Curbed’s Audrey Wachs brings up what might be the most important question of all, a question that should play heavily into decisions about whether the Vessel should be altered or even demolished. Who is it for, really? When the design was unveiled, Heatherwick and the developers waxed poetic about creating “something that everybody could use, touch, relate to.” But the structure is fundamentally not for everybody. It’s not accessible to anyone who can’t physically climb it, and though disability activists prompted Related Companies to broaden elevator access, the stairs on every level prevent people with mobility issues from doing anything other than standing momentarily at an overlook.

Then there’s the sense of unease that many onlookers have had about the project since its inception. Some people couldn’t quite put their finger on what made the Vessel vaguely ominous, other than the sort of sci-fi nature of its design. Others are explicit: the Vessel is a grotesque monument to late-stage capitalism, which is currently launching our entire planet into a climate change and pollution-induced death spiral. Surrounded on all sides by billion-dollar penthouses, luxury shopping centers, and corporate headquarters, the Vessel gives its more introspective visitors a depressing up-close view of the economic inequality and cancerous commercialism contributing to our collective mental health crises.

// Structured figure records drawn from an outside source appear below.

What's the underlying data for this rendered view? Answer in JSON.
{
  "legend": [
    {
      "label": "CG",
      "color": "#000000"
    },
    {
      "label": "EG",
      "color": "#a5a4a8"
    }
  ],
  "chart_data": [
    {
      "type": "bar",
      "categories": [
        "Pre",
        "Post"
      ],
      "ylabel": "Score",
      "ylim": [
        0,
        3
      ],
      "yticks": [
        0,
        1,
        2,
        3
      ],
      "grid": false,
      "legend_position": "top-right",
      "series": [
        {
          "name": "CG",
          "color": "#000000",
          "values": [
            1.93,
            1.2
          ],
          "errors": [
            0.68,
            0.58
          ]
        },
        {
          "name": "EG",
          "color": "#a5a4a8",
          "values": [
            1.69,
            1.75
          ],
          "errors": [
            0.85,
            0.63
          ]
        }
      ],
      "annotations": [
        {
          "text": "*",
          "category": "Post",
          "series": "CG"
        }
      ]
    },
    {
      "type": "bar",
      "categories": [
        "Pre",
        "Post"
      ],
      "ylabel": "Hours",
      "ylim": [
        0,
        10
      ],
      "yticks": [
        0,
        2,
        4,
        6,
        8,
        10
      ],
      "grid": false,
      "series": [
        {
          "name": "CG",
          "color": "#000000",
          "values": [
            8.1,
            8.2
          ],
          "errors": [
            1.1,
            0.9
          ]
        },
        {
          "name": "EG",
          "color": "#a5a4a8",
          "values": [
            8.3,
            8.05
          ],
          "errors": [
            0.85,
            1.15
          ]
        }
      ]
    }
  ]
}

“The Vessel is like some MC Escher nightmare,” says lecturer Jacob Alspector of the Spitzer School of Architecture at The City College of New York. “It’s kind of relentless. It’s very gaudy, it’s very cold. It’s thrilling… it’s not the most friendly and life-affirming and inclusive kind of space or structure. It’s kind of empty. What’s the point of it? Just to walk up and walk down? People who feel alienated with the world may not be supported very well by an experience like that.”

For now, at least, the Vessel is closed to the public again while the developers decide how to proceed.